Lauriat, son of the founder of Lauriat’s bookshop, was on his way to London to buy books for the shop. At the time, it was one of the country’s leading sellers of rare books.
After the ship went down, Lauriat swam to one of the Lusitania’s collapsible rafts and got in. He helped steer it through wreckage and corpses as they picked up 32 passengers. Two miles on, they were rescued by a fishing boat. Among the possessions he lost in the disaster was a book he’d borrowed from a friend — a copy of “A Christmas Carol” that contained Charles Dickens’s handwritten notes.
Coming out
■ “The Taming of the Queen” by Philippa Gregory (Touchstone)
■ “Off to College: A Guide for Parents” by Roger H. Martin (University of Chicago)
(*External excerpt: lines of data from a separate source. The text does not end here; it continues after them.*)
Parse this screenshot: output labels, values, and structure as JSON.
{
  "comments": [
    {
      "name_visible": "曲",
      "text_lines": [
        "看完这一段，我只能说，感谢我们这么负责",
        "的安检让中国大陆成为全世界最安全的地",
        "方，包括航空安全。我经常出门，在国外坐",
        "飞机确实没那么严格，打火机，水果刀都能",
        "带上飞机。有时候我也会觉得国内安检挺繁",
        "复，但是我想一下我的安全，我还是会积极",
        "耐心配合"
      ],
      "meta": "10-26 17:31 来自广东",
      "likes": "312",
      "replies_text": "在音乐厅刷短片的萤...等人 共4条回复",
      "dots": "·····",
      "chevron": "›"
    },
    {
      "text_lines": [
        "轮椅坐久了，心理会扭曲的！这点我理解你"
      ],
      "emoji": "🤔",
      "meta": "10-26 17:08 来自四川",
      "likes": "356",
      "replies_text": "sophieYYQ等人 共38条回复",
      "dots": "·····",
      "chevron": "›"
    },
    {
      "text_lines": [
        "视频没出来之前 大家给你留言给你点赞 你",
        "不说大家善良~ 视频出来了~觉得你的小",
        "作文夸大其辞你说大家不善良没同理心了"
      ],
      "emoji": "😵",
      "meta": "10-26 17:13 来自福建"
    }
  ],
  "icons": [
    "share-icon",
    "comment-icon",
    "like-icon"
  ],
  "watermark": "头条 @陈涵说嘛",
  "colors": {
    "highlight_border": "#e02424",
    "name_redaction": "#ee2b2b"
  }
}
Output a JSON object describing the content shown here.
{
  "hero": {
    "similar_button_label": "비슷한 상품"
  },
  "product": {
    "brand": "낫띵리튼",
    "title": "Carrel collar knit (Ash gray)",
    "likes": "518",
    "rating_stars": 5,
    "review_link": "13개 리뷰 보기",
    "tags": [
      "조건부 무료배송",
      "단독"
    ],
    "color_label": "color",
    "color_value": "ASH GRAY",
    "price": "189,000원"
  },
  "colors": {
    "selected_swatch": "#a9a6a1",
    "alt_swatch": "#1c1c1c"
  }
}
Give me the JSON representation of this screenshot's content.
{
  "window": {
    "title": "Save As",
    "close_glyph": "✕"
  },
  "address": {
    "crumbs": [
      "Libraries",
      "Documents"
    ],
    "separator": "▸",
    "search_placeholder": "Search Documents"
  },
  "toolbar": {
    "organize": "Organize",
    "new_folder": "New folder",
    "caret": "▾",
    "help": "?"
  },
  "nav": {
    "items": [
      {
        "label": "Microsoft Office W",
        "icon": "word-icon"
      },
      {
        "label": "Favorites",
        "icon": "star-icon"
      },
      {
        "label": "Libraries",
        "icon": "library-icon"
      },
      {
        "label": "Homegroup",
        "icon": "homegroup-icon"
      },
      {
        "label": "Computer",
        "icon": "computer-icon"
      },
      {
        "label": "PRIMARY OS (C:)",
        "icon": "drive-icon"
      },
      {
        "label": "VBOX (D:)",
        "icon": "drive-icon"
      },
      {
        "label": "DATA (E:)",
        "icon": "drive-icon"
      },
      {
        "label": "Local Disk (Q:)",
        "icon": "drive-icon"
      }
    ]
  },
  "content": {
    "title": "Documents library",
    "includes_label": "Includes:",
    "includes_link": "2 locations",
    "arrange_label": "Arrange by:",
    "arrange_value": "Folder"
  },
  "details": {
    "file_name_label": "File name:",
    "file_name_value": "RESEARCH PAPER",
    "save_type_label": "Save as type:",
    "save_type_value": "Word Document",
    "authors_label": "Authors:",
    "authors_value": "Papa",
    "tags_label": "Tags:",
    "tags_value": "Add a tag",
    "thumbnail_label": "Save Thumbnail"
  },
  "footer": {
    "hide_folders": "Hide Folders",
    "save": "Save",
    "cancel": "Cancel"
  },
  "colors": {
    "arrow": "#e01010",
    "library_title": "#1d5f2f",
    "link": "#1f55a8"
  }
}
■ “Pedigree” by Patrick Modiano, translated by Mark Polizzotti (Yale University)
Pick of the week
Alden Graves of Northshire Bookstore in Manchester Center, Vt., recommends “Avenue of Spies: A True Story of Terror, Espionage, and One American Family’s Heroic Resistance in Nazi-Occupied Paris” by Alex Kershaw (Crown): “Dr. Sumner Jackson was the chief surgeon at the American Hospital in Paris during the Nazi occupation. At great risk to himself and his family, he joined an underground network that smuggled imperiled people to safety in Spain and Great Britain.”